Maybe we can add some thread local stuff in coerce? Or perhaps some better examples of how to systematically use this for hot paths in a real project?

pranaypratyush commented 1 year ago
send_zst/1              time:   [2.3800 µs 2.4019 µs 2.4330 µs]
                        change: [+1.1173% +3.3656% +6.4253%] (p = 0.00 < 0.05)
                        Performance has regressed.
Found 10 outliers among 100 measurements (10.00%)
  4 (4.00%) high mild
  6 (6.00%) high severe
send_zst/10             time:   [3.3274 µs 3.3344 µs 3.3418 µs]
                        change: [-26.455% -20.847% -14.633%] (p = 0.00 < 0.05)
                        Performance has improved.
Found 2 outliers among 100 measurements (2.00%)
  1 (1.00%) high mild
  1 (1.00%) high severe
send_zst/100            time:   [56.708 µs 56.788 µs 56.872 µs]
                        change: [-3.1032% -2.9136% -2.7247%] (p = 0.00 < 0.05)

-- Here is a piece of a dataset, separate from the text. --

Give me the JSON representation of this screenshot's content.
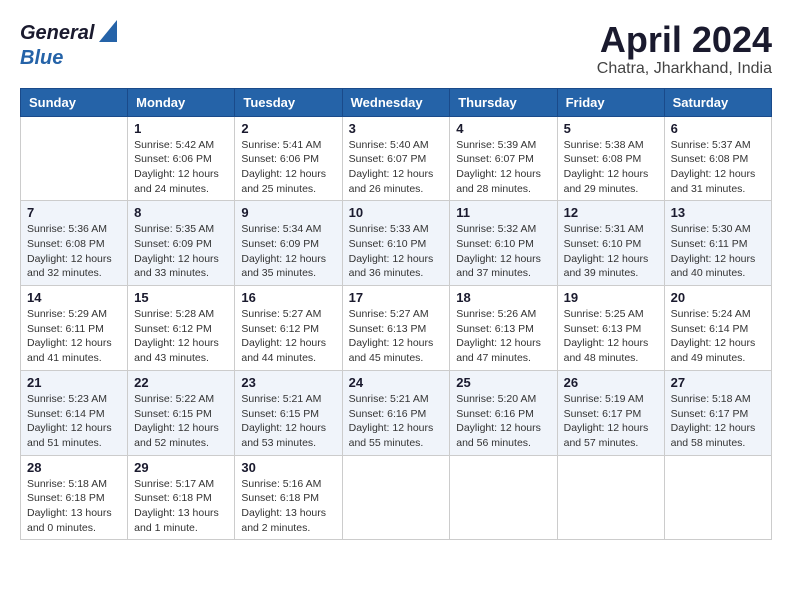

                        Performance has improved.
Found 1 outliers among 100 measurements (1.00%)
  1 (1.00%) low mild
send_zst/1000           time:   [476.38 µs 476.82 µs 477.27 µs]
                        change: [-12.620% -12.406% -12.209%] (p = 0.00 < 0.05)
                        Performance has improved.
Found 2 outliers among 100 measurements (2.00%)
  1 (1.00%) low mild
  1 (1.00%) high mild

Above is benchmarks from xtra. It also happens to be ridiculously memory efficient.